# Anton Eberl - Op. 40 - Piano Concerto in E-flat major (1804)



## HansZimmer (11 mo ago)

*Anton Franz Josef Eberl* (13 June 1765 – 11 March 1807) was an Austrian composer, teacher and pianist of the Classical period. He was a student of Salieri and Mozart. He was also seen as an early friend and rival of Beethoven.

How do you rate this piece?


----------



## haziz (Sep 15, 2017)

I have to plead complete ignorance.

Adds another work to my massive "should listen to this someday" stack.


----------



## DaveM (Jun 29, 2015)

Strikes me as a bad Mozart copy. Still very much of the Classical era and IMO the use of the fortepiano makes it sound even worse (particularly in the Adagio) even though that would have been the piano sound of the period.


----------



## Bulldog (Nov 21, 2013)

I didn't find the work memorable at all - just typical classical era music. Not so good, not so bad.


----------



## Kreisler jr (Apr 21, 2021)

The sound is unbalanced because the piano sounds so puny but they let the brass rip for some superficial excitement. It seems a solid piece, although hardly an overlooked hidden gem... I would not call it a bad Mozart copy. It's a decent, if somewhat coarse continuation of the Mozartean concerto style beefed up with lots of virtuoso scales and a bit more brass than the typical Mozart but lacks the inventiveness or melodic of Mozart or Beethoven.
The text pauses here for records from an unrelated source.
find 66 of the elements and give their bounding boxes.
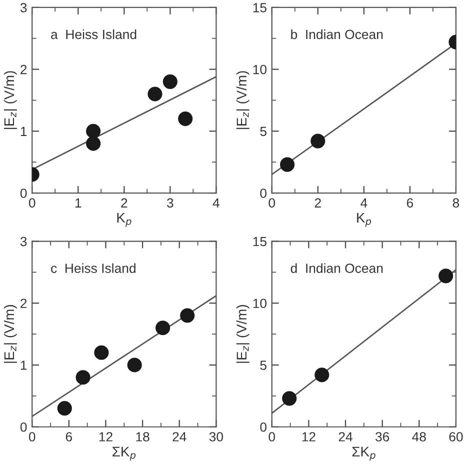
x-tick-label: 36 <box>375 432 390 442</box>
x-tick-label: 48 <box>412 432 426 442</box>
text: b Indian Ocean <box>291 29 383 40</box>
x-tick-label: 1 <box>75 198 82 208</box>
y-axis-title: |E$_{z}$| (V/m) <box>236 71 250 129</box>
x-tick-label: 2 <box>314 198 321 208</box>
point <box>148 86 162 102</box>
y-tick-label: 0 <box>260 188 266 198</box>
x-tick-label: 4 <box>360 198 368 208</box>
x-tick-label: 12 <box>99 432 112 442</box>
text: d Indian Ocean <box>290 263 383 273</box>
y-axis-title: |E$_{z}$| (V/m) <box>4 71 17 129</box>
x-tick-label: 0 <box>28 432 36 442</box>
point <box>282 391 297 406</box>
x-tick-label: 0 <box>268 198 276 208</box>
x-tick-label: 24 <box>338 432 352 442</box>
point <box>76 370 90 385</box>
y-tick-label: 10 <box>253 64 266 74</box>
y-tick-label: 1 <box>20 360 27 370</box>
text: c Heiss Island <box>51 263 136 273</box>
point <box>438 268 454 284</box>
x-axis-title: ΣK$_{p}$ <box>352 446 376 461</box>
point <box>314 368 330 382</box>
point <box>178 112 193 126</box>
y-tick-label: 2 <box>20 298 27 308</box>
y-tick-label: 1 <box>20 126 27 136</box>
x-tick-label: 8 <box>452 198 460 208</box>
y-tick-label: 5 <box>260 126 266 136</box>
x-tick-label: 0 <box>268 432 276 442</box>
x-tick-label: 12 <box>302 432 316 442</box>
x-tick-label: 30 <box>209 432 223 442</box>
x-tick-label: 18 <box>136 432 150 442</box>
y-tick-label: 0 <box>20 188 27 198</box>
x-tick-label: 4 <box>212 198 220 208</box>
point <box>156 320 170 336</box>
point <box>180 308 195 323</box>
point <box>86 136 101 151</box>
y-axis-title: |E$_{z}$| (V/m) <box>4 305 17 363</box>
point <box>86 124 101 138</box>
y-tick-label: 0 <box>260 422 266 432</box>
x-axis-title: ΣK$_{p}$ <box>112 446 136 461</box>
x-tick-label: 60 <box>449 432 463 442</box>
point <box>127 358 142 372</box>
y-axis-title: |E$_{z}$| (V/m) <box>236 305 250 363</box>
point <box>280 157 295 172</box>
y-tick-label: 15 <box>253 236 266 246</box>
text: a Heiss Island <box>51 29 136 40</box>
x-tick-label: 3 <box>166 198 174 208</box>
x-axis-title: K$_{p}$ <box>357 212 372 227</box>
x-tick-label: 0 <box>28 198 36 208</box>
point <box>310 134 326 148</box>
y-tick-label: 15 <box>253 3 266 12</box>
y-tick-label: 2 <box>20 64 27 74</box>
x-tick-label: 24 <box>172 432 186 442</box>
y-tick-label: 10 <box>253 298 266 308</box>
y-tick-label: 5 <box>260 360 266 370</box>
y-tick-label: 3 <box>20 2 27 12</box>
x-tick-label: 6 <box>66 432 72 442</box>
point <box>94 345 109 360</box>
point <box>57 401 72 416</box>
y-tick-label: 3 <box>20 236 27 246</box>
x-axis-title: K$_{p}$ <box>117 212 132 227</box>
x-tick-label: 2 <box>121 198 128 208</box>
point <box>162 74 178 89</box>
y-tick-label: 0 <box>20 422 27 432</box>
x-tick-label: 6 <box>406 198 414 208</box>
This apparently was written between Beethoven's 3rd and 4th concerto and it's interesting how other composers also wrote a bit like coarse versions of Mozart (as might be said to some extent about Beethoven's considerably earlier first two concerti that were composed in the mid-1790s although revised and published a few years later).


----------



## Rogerx (Apr 27, 2018)

I loved it, very pleasant music, Mozartian I would say, going to spin this one later .


----------



## khoff999 (Oct 31, 2018)

Pleasant, unsurprising, forgettable.


----------